Is this really the same VM and the only difference is the kernel used? I.e. same VMX / disks etc.?
Just for some extra "search-ability" and to explain further. The PSOD was caused by an NMI (nonmaskable interrupt), so most likely some device detects a fatal flaw and crashes the host. In most scenarios, those are caused hardware issues but it can originate in software too. I've found a similar failure pattern reported before, one or maybe two that is, so pretty rare. I can't be sure thought because that would require looking at the actual core dump.

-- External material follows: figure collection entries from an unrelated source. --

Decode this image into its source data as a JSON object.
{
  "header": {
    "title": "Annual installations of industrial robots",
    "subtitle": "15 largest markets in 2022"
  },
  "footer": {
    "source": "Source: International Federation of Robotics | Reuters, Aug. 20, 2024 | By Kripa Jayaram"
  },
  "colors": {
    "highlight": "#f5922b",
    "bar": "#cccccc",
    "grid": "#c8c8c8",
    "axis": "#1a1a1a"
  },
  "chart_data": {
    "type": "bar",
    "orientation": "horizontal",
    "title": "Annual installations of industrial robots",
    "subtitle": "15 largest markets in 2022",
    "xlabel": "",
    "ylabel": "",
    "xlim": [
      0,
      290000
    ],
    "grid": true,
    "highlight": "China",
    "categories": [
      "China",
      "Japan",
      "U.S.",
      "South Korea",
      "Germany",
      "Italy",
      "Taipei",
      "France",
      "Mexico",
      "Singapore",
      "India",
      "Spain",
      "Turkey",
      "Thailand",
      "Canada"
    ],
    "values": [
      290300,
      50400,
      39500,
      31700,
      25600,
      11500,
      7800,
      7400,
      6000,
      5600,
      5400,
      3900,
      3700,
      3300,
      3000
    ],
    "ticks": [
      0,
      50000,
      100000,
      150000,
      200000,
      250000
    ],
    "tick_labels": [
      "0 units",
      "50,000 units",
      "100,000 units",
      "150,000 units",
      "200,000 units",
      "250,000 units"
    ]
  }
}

That being said, what I found _might_ be addressed in the latest async driver for 6.7 and _probably_ in the inbox driver for 7.0 (U1).
Yes, it's the same VM, when the boot menu is started i can choose wich kernel to use.
And yes, probably you are right about qfle3i driver, after install the VIB from this KB: https://kb.vmware.com/s/article/56357, my Lab host worked well with the Oracle Linux VM with the UEK.
Now i need schedule a window to remediate the prod hosts and check if the issue will solved.
For now, i need to thank you so much your idea and your help!
After apply the patch in nodes from the cluster, i back here again and give an updated feedback.
I think the issue in that KB is a different one than you experienced but as long as that updated driver also ships with a fix for what you saw it doesn't really make a difference :-). Fingers crossed it's gone in prod too!